Takvimler 1919 yılını gösteriyordu... Aylardan Mayıs’tı... Ve o tarihten itibaren baharı yaşayamadı Kasaba! Bir zamanlar “aşk”ın tohumlarının ekildiği “vadedilmiş topraklar”da, artık ekilen “azap tohumları”ydı sadece... Üzümün ve yeşilin vatanı olan, bereketiyle dillere destan bu topraklar kana boyanırken, artık çekilen acılar, yaşanan zulüm ve vahşetlerle de dillere yeni bir destan olacaktı. Nedeni mi? Tüm nedeni “ekmek” ve “tuz”... Ekmek ve tuz...
Turgutlu ya da eski adıyla Kasaba, o yıl yaşayamadıkları baharda, kurulduğu “vadedilmiş topraklar”a ekilen “azap tohumları”nın yeşermesi sonrasında tam bir vahşet yaşarken, kocaman bir ateşin aleviyle de kavruldu... Vadedilmiş topraklar azap topraklarına, bu topraklarda kurulmuş şehir de bir kül yığınına dönüşecekti... Nedeni mi? Çünkü, direnişin sembolü “Kasaba”, o bahar teslimiyetin sembolü olmuştu. Ekmek ve tuzla... Ekmek ve tuz...
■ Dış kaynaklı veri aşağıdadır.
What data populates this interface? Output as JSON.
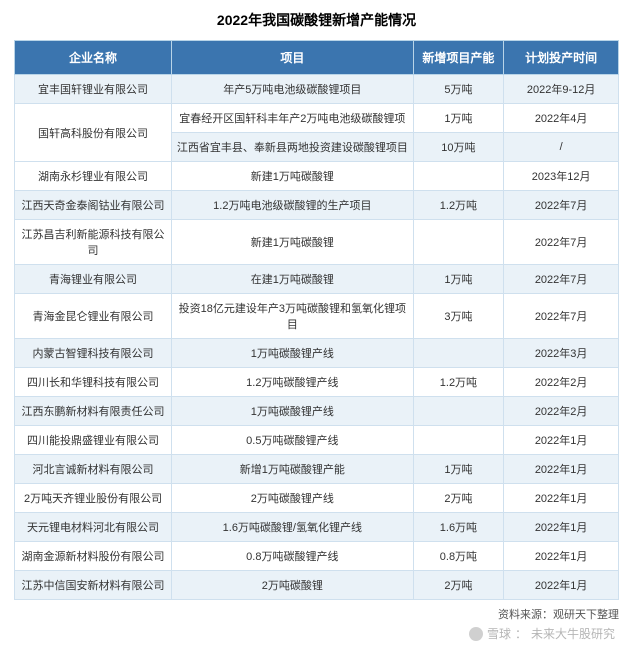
{
  "title": "2022年我国碳酸锂新增产能情况",
  "source_label": "资料来源：观研天下整理",
  "watermark": {
    "site": "雪球",
    "author": "未来大牛股研究"
  },
  "table": {
    "header_bg": "#3b75af",
    "header_fg": "#ffffff",
    "row_odd_bg": "#eaf2f8",
    "row_even_bg": "#ffffff",
    "border_color": "#cfe0ee",
    "title_fontsize": 14,
    "header_fontsize": 12,
    "cell_fontsize": 11,
    "source_fontsize": 11,
    "col_widths_pct": [
      26,
      40,
      15,
      19
    ],
    "columns": [
      "企业名称",
      "项目",
      "新增项目产能",
      "计划投产时间"
    ],
    "rows": [
      {
        "company": "宜丰国轩锂业有限公司",
        "project": "年产5万吨电池级碳酸锂项目",
        "capacity": "5万吨",
        "date": "2022年9-12月",
        "company_rowspan": 1
      },
      {
        "company": "国轩高科股份有限公司",
        "project": "宜春经开区国轩科丰年产2万吨电池级碳酸锂项",
        "capacity": "1万吨",
        "date": "2022年4月",
        "company_rowspan": 2
      },
      {
        "company": "",
        "project": "江西省宜丰县、奉新县两地投资建设碳酸锂项目",
        "capacity": "10万吨",
        "date": "/",
        "company_rowspan": 0
      },
      {
        "company": "湖南永杉锂业有限公司",
        "project": "新建1万吨碳酸锂",
        "capacity": "",
        "date": "2023年12月",
        "company_rowspan": 1
      },
      {
        "company": "江西天奇金泰阁钴业有限公司",
        "project": "1.2万吨电池级碳酸锂的生产项目",
        "capacity": "1.2万吨",
        "date": "2022年7月",
        "company_rowspan": 1
      },
      {
        "company": "江苏昌吉利新能源科技有限公司",
        "project": "新建1万吨碳酸锂",
        "capacity": "",
        "date": "2022年7月",
        "company_rowspan": 1
      },
      {
        "company": "青海锂业有限公司",
        "project": "在建1万吨碳酸锂",
        "capacity": "1万吨",
        "date": "2022年7月",
        "company_rowspan": 1
      },
      {
        "company": "青海金昆仑锂业有限公司",
        "project": "投资18亿元建设年产3万吨碳酸锂和氢氧化锂项目",
        "capacity": "3万吨",
        "date": "2022年7月",
        "company_rowspan": 1
      },
      {
        "company": "内蒙古智锂科技有限公司",
        "project": "1万吨碳酸锂产线",
        "capacity": "",
        "date": "2022年3月",
        "company_rowspan": 1
      },
      {
        "company": "四川长和华锂科技有限公司",
        "project": "1.2万吨碳酸锂产线",
        "capacity": "1.2万吨",
        "date": "2022年2月",
        "company_rowspan": 1
      },
      {
        "company": "江西东鹏新材料有限责任公司",
        "project": "1万吨碳酸锂产线",
        "capacity": "",
        "date": "2022年2月",
        "company_rowspan": 1
      },
      {
        "company": "四川能投鼎盛锂业有限公司",
        "project": "0.5万吨碳酸锂产线",
        "capacity": "",
        "date": "2022年1月",
        "company_rowspan": 1
      },
      {
        "company": "河北言诚新材料有限公司",
        "project": "新增1万吨碳酸锂产能",
        "capacity": "1万吨",
        "date": "2022年1月",
        "company_rowspan": 1
      },
      {
        "company": "2万吨天齐锂业股份有限公司",
        "project": "2万吨碳酸锂产线",
        "capacity": "2万吨",
        "date": "2022年1月",
        "company_rowspan": 1
      },
      {
        "company": "天元锂电材料河北有限公司",
        "project": "1.6万吨碳酸锂/氢氧化锂产线",
        "capacity": "1.6万吨",
        "date": "2022年1月",
        "company_rowspan": 1
      },
      {
        "company": "湖南金源新材料股份有限公司",
        "project": "0.8万吨碳酸锂产线",
        "capacity": "0.8万吨",
        "date": "2022年1月",
        "company_rowspan": 1
      },
      {
        "company": "江苏中信国安新材料有限公司",
        "project": "2万吨碳酸锂",
        "capacity": "2万吨",
        "date": "2022年1月",
        "company_rowspan": 1
      }
    ]
  }
}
Takvimler 1919 yılını gösteriyordu... Aylardan Mayıs’tı... Turgutlu ya da eski adıyla Kasaba, işgali ve işgal acılarını yaşiyordu artık. İşgal tarihinin kesin olarak hangi güne rastladığına ilişkin, değişik kaynaklar çok farklı tarihler ileri sürüyor. Bazı kaynaklar, Turgutlu’nun işgalinin Manisa’dan daha önce olduğu görüşünde birleşiyor. Nedeni ise; Yunan işgal kuvvetleri komutan Zafiriu’nun 23 Mayıs 1919 günü vermiş olduğu emir. Zafiriu, Turgutlu’nun yazgısını da belirleyen bu emrinde, strateji gereği Turgutlu’nun Manisa’dan daha önce işgal edilmesini istemiştir. 15 Mayıs 1919’da saat 08.40’da Yunanlı güçlerin İzmir Kordon’a asker çikarmasiyla, Anadolu’nun Ege kıyılarında Yunan işgali de fiilen başlamış olur.
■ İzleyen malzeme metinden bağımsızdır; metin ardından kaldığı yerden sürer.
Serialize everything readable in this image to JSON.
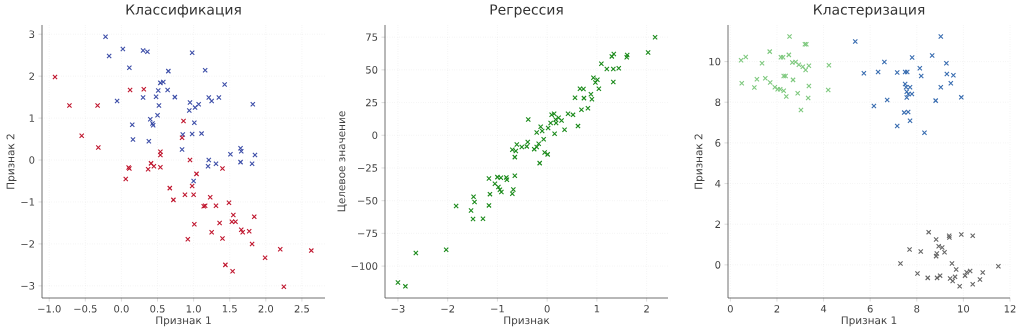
{
  "chart_data": [
    {
      "type": "scatter",
      "title": "Классификация",
      "xlabel": "Признак 1",
      "ylabel": "Признак 2",
      "marker": "cross",
      "grid": true,
      "xlim": [
        -1.1,
        2.82
      ],
      "ylim": [
        -3.29,
        3.22
      ],
      "xticks": [
        {
          "value": -1.0,
          "label": "−1.0"
        },
        {
          "value": -0.5,
          "label": "−0.5"
        },
        {
          "value": 0,
          "label": "0.0"
        },
        0.5,
        {
          "value": 1,
          "label": "1.0"
        },
        1.5,
        {
          "value": 2,
          "label": "2.0"
        },
        2.5
      ],
      "yticks": [
        {
          "value": -3,
          "label": "−3"
        },
        {
          "value": -2,
          "label": "−2"
        },
        {
          "value": -1,
          "label": "−1"
        },
        0,
        1,
        2,
        3
      ],
      "series": [
        {
          "color": "#3d4ea8",
          "x": [
            -0.22,
            -0.17,
            0.02,
            0.11,
            -0.06,
            0.3,
            0.36,
            0.65,
            0.54,
            0.58,
            0.51,
            0.64,
            0.48,
            0.3,
            0.74,
            0.52,
            0.5,
            0.4,
            0.43,
            0.44,
            0.15,
            0.16,
            0.38,
            0.98,
            1.16,
            1.43,
            0.95,
            1.07,
            1.02,
            0.94,
            1.21,
            1.25,
            1.35,
            1.82,
            1.01,
            0.98,
            0.85,
            1.11,
            0.84,
            1.65,
            1.66,
            1.51,
            1.85,
            1.21,
            1.2,
            1.31,
            1.65,
            1.81,
            1.0
          ],
          "values": [
            2.94,
            2.48,
            2.65,
            2.2,
            1.41,
            2.61,
            2.58,
            2.12,
            1.84,
            1.86,
            1.66,
            1.67,
            1.51,
            1.49,
            1.5,
            1.3,
            1.07,
            0.97,
            0.87,
            0.83,
            0.84,
            0.49,
            0.45,
            2.56,
            2.14,
            1.8,
            1.37,
            1.33,
            1.25,
            1.18,
            1.49,
            1.41,
            1.49,
            1.33,
            0.89,
            0.62,
            0.61,
            0.63,
            0.25,
            0.28,
            0.21,
            0.14,
            0.12,
            0.0,
            -0.15,
            -0.09,
            -0.05,
            -0.09,
            -0.5
          ]
        },
        {
          "color": "#c0172f",
          "x": [
            -0.92,
            -0.72,
            -0.33,
            -0.55,
            -0.32,
            0.12,
            0.31,
            0.1,
            0.11,
            0.06,
            0.37,
            0.41,
            0.45,
            0.54,
            0.54,
            0.54,
            0.86,
            0.84,
            0.95,
            1.4,
            1.04,
            0.67,
            0.98,
            0.72,
            0.88,
            1.0,
            1.23,
            1.14,
            1.16,
            1.31,
            1.49,
            1.55,
            1.01,
            1.36,
            1.53,
            1.58,
            1.25,
            1.66,
            1.68,
            1.77,
            1.84,
            0.92,
            1.4,
            1.81,
            1.44,
            1.54,
            1.99,
            2.2,
            2.63,
            2.25
          ],
          "values": [
            1.98,
            1.3,
            1.3,
            0.58,
            0.3,
            1.67,
            1.69,
            -0.18,
            -0.2,
            -0.45,
            -0.22,
            -0.08,
            -0.15,
            0.2,
            0.12,
            -0.17,
            0.93,
            0.53,
            0.0,
            -0.2,
            -0.33,
            -0.67,
            -0.62,
            -0.95,
            -0.83,
            -0.83,
            -0.89,
            -1.1,
            -1.09,
            -1.09,
            -1.02,
            -1.31,
            -1.53,
            -1.5,
            -1.47,
            -1.47,
            -1.72,
            -1.66,
            -1.72,
            -1.7,
            -1.35,
            -1.89,
            -1.87,
            -2.0,
            -2.5,
            -2.65,
            -2.33,
            -2.13,
            -2.16,
            -3.02
          ]
        }
      ]
    },
    {
      "type": "scatter",
      "title": "Регрессия",
      "xlabel": "Признак",
      "ylabel": "Целевое значение",
      "marker": "cross",
      "grid": true,
      "xlim": [
        -3.26,
        2.43
      ],
      "ylim": [
        -124.4,
        84.3
      ],
      "xticks": [
        {
          "value": -3,
          "label": "−3"
        },
        {
          "value": -2,
          "label": "−2"
        },
        {
          "value": -1,
          "label": "−1"
        },
        0,
        1,
        2
      ],
      "yticks": [
        {
          "value": -100,
          "label": "−100"
        },
        {
          "value": -75,
          "label": "−75"
        },
        {
          "value": -50,
          "label": "−50"
        },
        {
          "value": -25,
          "label": "−25"
        },
        0,
        25,
        50,
        75
      ],
      "series": [
        {
          "color": "#1a8a1a",
          "x": [
            -3.0,
            -2.85,
            -2.64,
            -2.03,
            -1.83,
            -1.53,
            -1.49,
            -1.29,
            -1.48,
            -1.46,
            -1.17,
            -1.15,
            -1.17,
            -1.0,
            -0.93,
            -1.05,
            -0.98,
            -0.95,
            -0.92,
            -0.82,
            -0.81,
            -0.65,
            -0.7,
            -0.68,
            -0.65,
            -0.63,
            -0.61,
            -0.7,
            -0.51,
            -0.39,
            -0.38,
            -0.41,
            -0.26,
            -0.21,
            -0.17,
            -0.15,
            -0.05,
            0.01,
            -0.07,
            -0.21,
            -0.13,
            -0.1,
            0.02,
            0.07,
            0.09,
            0.14,
            0.17,
            0.18,
            0.23,
            0.29,
            0.15,
            0.35,
            0.42,
            0.52,
            0.56,
            0.62,
            0.66,
            0.73,
            0.74,
            0.69,
            0.82,
            0.88,
            0.9,
            0.93,
            0.97,
            1.01,
            1.04,
            1.09,
            1.2,
            1.3,
            1.34,
            1.33,
            1.33,
            1.44,
            1.61,
            1.6,
            2.03,
            2.17
          ],
          "values": [
            -112.5,
            -115.5,
            -90,
            -87.5,
            -54,
            -57.5,
            -64,
            -63.8,
            -47,
            -51,
            -53.6,
            -45,
            -33,
            -32,
            -32.5,
            -37,
            -39.6,
            -41.6,
            -43.4,
            -32.2,
            -34,
            -31,
            -44.7,
            -41.4,
            -16.7,
            -12,
            -7,
            -11,
            -9,
            -5.2,
            12,
            -8.5,
            -10.6,
            -9,
            -6.5,
            -21.3,
            -13.1,
            -14.6,
            -3,
            2.2,
            6.5,
            3.2,
            5.5,
            9.3,
            15.7,
            16.5,
            12.1,
            9.3,
            13.4,
            11.3,
            1.1,
            4.2,
            16.4,
            15.6,
            28.7,
            7.0,
            35.6,
            35.3,
            28.4,
            19.5,
            20.7,
            31.4,
            27.6,
            43.9,
            40.4,
            42.4,
            35.6,
            54.6,
            50.6,
            60.3,
            62.2,
            40.8,
            50.6,
            51.3,
            61.3,
            59.7,
            63.3,
            75
          ]
        }
      ]
    },
    {
      "type": "scatter",
      "title": "Кластеризация",
      "xlabel": "Признак 1",
      "ylabel": "Признак 2",
      "marker": "cross",
      "grid": true,
      "xlim": [
        -0.1,
        12
      ],
      "ylim": [
        -1.63,
        11.8
      ],
      "xticks": [
        0,
        2,
        4,
        6,
        8,
        10,
        12
      ],
      "yticks": [
        0,
        2,
        4,
        6,
        8,
        10
      ],
      "series": [
        {
          "color": "#7fc97f",
          "x": [
            0.46,
            0.66,
            0.49,
            1.03,
            1.14,
            1.36,
            1.5,
            1.69,
            1.71,
            1.91,
            2.03,
            2.14,
            2.17,
            2.26,
            2.29,
            2.37,
            2.29,
            2.4,
            2.54,
            2.51,
            2.66,
            2.69,
            2.8,
            2.89,
            2.94,
            3.03,
            3.11,
            3.2,
            3.26,
            3.23,
            3.37,
            3.37,
            3.34,
            4.23,
            4.2
          ],
          "values": [
            10.07,
            10.23,
            8.93,
            8.72,
            9.13,
            9.92,
            9.18,
            10.49,
            8.97,
            8.74,
            8.64,
            8.64,
            10.21,
            10.21,
            9.29,
            9.29,
            8.57,
            8.28,
            11.23,
            10.33,
            9.95,
            9.1,
            9.98,
            8.44,
            9.84,
            7.62,
            9.75,
            10.85,
            10.85,
            9.59,
            9.79,
            8.8,
            8.21,
            9.82,
            8.6
          ]
        },
        {
          "color": "#386cb0",
          "x": [
            5.36,
            5.73,
            6.34,
            6.61,
            6.16,
            6.73,
            7.16,
            7.16,
            7.5,
            7.59,
            7.5,
            7.54,
            7.57,
            7.64,
            7.57,
            7.71,
            7.79,
            7.46,
            7.63,
            7.71,
            7.8,
            8.13,
            8.19,
            8.33,
            8.66,
            8.81,
            9.03,
            9.03,
            9.27,
            9.29,
            9.46,
            9.57,
            9.91
          ],
          "values": [
            10.99,
            9.43,
            9.49,
            9.98,
            7.82,
            8.11,
            6.83,
            9.46,
            9.49,
            9.49,
            8.9,
            8.74,
            8.52,
            8.41,
            8.23,
            8.74,
            8.41,
            7.49,
            7.52,
            7.09,
            10.2,
            9.67,
            9.29,
            6.5,
            10.3,
            8.08,
            8.74,
            11.23,
            9.92,
            9.39,
            8.93,
            9.33,
            8.24
          ]
        },
        {
          "color": "#666666",
          "x": [
            7.3,
            7.69,
            8.17,
            8.03,
            8.51,
            8.47,
            8.83,
            8.83,
            8.86,
            8.94,
            9.09,
            9.19,
            8.87,
            9.0,
            9.39,
            9.4,
            9.91,
            10.4,
            9.51,
            9.69,
            9.43,
            9.54,
            9.64,
            9.84,
            10.07,
            10.14,
            10.29,
            10.4,
            10.71,
            10.83,
            11.5
          ],
          "values": [
            0.07,
            0.76,
            0.66,
            -0.43,
            1.61,
            -0.64,
            1.25,
            0.43,
            0.56,
            0.92,
            0.85,
            0.62,
            -0.64,
            -0.53,
            1.43,
            1.35,
            1.49,
            1.43,
            0.07,
            -0.23,
            -0.67,
            -0.79,
            -0.59,
            -1.05,
            -0.53,
            -0.36,
            -0.3,
            -0.95,
            -0.72,
            -0.38,
            -0.07
          ]
        }
      ]
    }
  ]
}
Ve 23 Mayıs 1919’da da işgal kuvvetleri komutanı Zafiriu şu emri verir: “1- Tümenin verdiği sağlam bilgilere göre, gayrı muntazam düşman birlikleri (Türkler kastediliyor) İzmir, Manisa ve Aydın bölgelerinde ahaliyi tazyik et- mekte devam ediyorlar. 2- Kendisine bir bölük süvari, bir batarya topçu ve bir sıhhıye müfrezesi ayırdığım 5. Piyade Alayı, bir bölük jandarma ile birlikte yarın saat 11.00’de yola çikarak, Turgutlu ve Manisa’yı işgal ettikten sonra beni haberdar edecek, ondan sonra da Saruhan Sancağı’nın işgali için emir vereceğim...” (1. Yunan Tümen Komutanlığı’nın 23.05.1919 gün ve S III E. D. 953 sayılı emri. Emrin diğer maddeleri ise Aydın, Bayındır ve Tire ile ilgili düzenleme ve lojistik amaçlara yöneliktir.) (Teoman Ergül-Kurtuluş savaşında Manisa, Sf: 37)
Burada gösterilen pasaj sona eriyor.